La muerte de Heriberto Lazcano "El Lazca", fundador del grupo delictivo Los Zetas, fue la nota de ocho columnas del día de ayer. Prácticamente no hubo medio que no tocara la historia. Leí decenas de cuestionamientos sobre el estado del cadáver, pero ninguno sobre las condiciones en que se hizo su ejecución. Porque, hay que decirlo, usar el verbo "abatir" para hablar del asesinato de un presunto criminal es un eufemismo muy extendido en el sexenio de Felipe Calderón.

A propósito, quiero rescatar un comentario que hizo la jurista Geraldina González de la Vega en Twitter sobre el caso:

Las fuerzas armadas de un "Estado democrático" matan a un presunto delincuente, y luego la prensa se encarga de exhibir el cadáver (...) No veo a nadie cuestionando si las circunstancias en las que "abatieron" al presunto delincuente fueron legales. O, ¿nada más hay que creerle a la Marina que "se resistió"? Ojalá se abrieran investigaciones, pero no, eso no pasa en México. Total, tan acostumbrados a ver muertos en la prensa, en primera plana y a celebrar que maten a los malos... qué más da si fue legal. (...) ¿Qué implicó esa resistencia? ¿balazos? o ¿sólo corrió? en fin. Pero pues no importa, era MALO y ya.

González de la Vega toca un punto nuclear en la naturalización de la violencia en México. ¿Cuántas veces hemos escuchado o leído comentarios como "qué bueno que los maten" o "deberían asesinarlos a todos"? Sin embargo, vivimos en una sociedad en la que existe un principio de presunción de la inocencia: es decir, al ser acusados de un crimen, todos somos inocentes hasta que se demuestre lo contrario.

Ojo, no estoy diciendo que Lazcano haya sido inocente. Probablemente existen toneladas de pruebas en su contra. Pero eso no quita que tenga derecho -como cualquier otro mexicano- a enfrentar un juicio en forma. La ley no puede hacer excepciones, sea el criminal que sea. Ni siquiera en casos tan sonados en el ámbito internacional como el del criminal noruego Anders Behring Breivik, se ha obviado el trámite judicial. ¿Por qué en México no se puede dar una situación así? ¿Por qué, como señala Geraldina, no nos detenemos a cuestionar si en verdad Lazcano opuso una resistencia violenta que justificara su asesinato? De las circunstancias sabemos muy poco; y lo más conocido es anecdótico: que miraba un juego de béisbol amateur antes de su muerte.

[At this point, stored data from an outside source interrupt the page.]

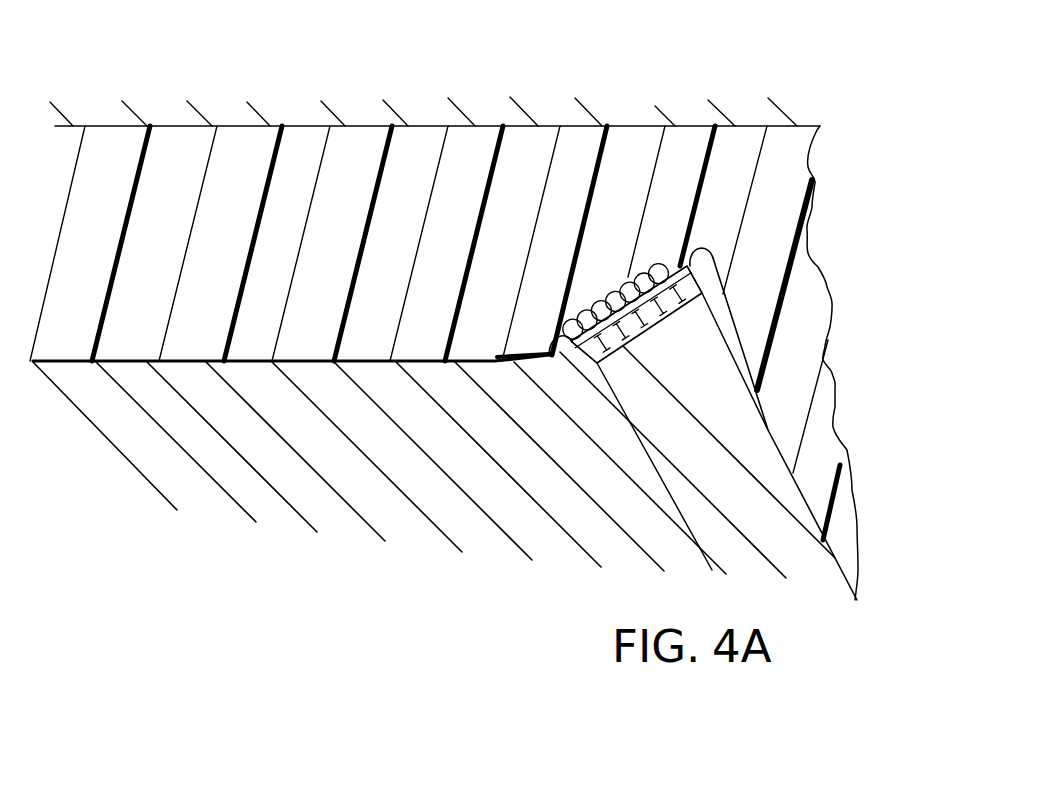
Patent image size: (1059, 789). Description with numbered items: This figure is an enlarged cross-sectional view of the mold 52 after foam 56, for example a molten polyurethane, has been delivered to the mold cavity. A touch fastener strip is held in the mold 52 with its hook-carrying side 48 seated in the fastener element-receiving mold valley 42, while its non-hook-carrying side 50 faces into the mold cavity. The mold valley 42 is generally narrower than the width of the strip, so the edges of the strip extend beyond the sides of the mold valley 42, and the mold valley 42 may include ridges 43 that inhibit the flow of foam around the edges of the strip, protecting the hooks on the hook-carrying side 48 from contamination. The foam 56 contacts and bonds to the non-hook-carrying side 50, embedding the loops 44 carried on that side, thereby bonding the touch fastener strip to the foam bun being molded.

The fastener element-receiving mold valley 42 is at (646, 338).
The ridges 43 is at (518, 357).
The loops 44 is at (620, 293).
The hook-carrying side 48 is at (606, 397).
The non-hook-carrying side 50 is at (650, 264).
The mold 52 is at (173, 455).
The foam 56 is at (787, 199).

Hay varias explicaciones a este fenómeno. La primera es que el discurso de la guerra contra la delincuencia organizada no admite matices, polariza. Ellos -los carteles, los criminales, los sicarios- son los malos; contra nosotros -entiéndase el gobierno, la sociedad, la policía, el ejército-, los buenos. Al reducir el enfrentamiento a dos bandos, se sacan muchas situaciones de la ecuación. El bueno tiene que vencer al malo. Pero, ¿a qué costo? ¿Al de atropellar las instituciones, al de pasar por alto los derechos humanos? ¿Al de omitir la presunción de inocencia, al de darle carta blanca a las fuerzas castrenses? O es que, como alguna vez dijo el secretario de Marina, Francisco Saynez, estas cuestiones "le estorban".

Otra es el hartazgo de la población. Un sector ya no persigue la idea jurídica de justicia, sino una noción más visceral, mucho más próxima a la venganza. Esto, por supuesto, perpetua el clima de venganza y obnubila a los individuos. Uno de los casos recientes que evidencia esta percepción fue el asesinato de José Eduardo Moreira. ¿Cuántos comentarios leímos sobre "para que vea lo que se siente" o "qué bueno que le pasó"? En un afán de revancha y rencor, se celebra el sufrimiento ajeno como castigo merecido. Y es que en nuestro país, la muerte -de criminales, de políticos, de personajes indeseables- se ha elevado a un grado demagógico.

Por último, la confianza en las instituciones de impartición de justicia. La opinión pública está llena de cuestionamientos como "¿para qué lo apresan si se les va a pelar?", "¿para qué lo llevan a juicio si va a pagar fianza?" o "los jueces son unos corruptos y los va a sobornar". Esta imagen, -propiciada en buena parte por la debilidad institucional- causa que la gente vea mucho más seguro que el criminal sea ejecutado (ups, perdón, quise decir "abatido") en el operativo a enfrentar el resto del proceso. Al final, esa idea no sólo abona en la naturalización de la violencia como solución de todos los males, sino que reduce a los actores involucrados (gobierno, medios y sociedad civil) en una simulación, donde -como dirían los clásicos- primero se dispara, luego se averigua.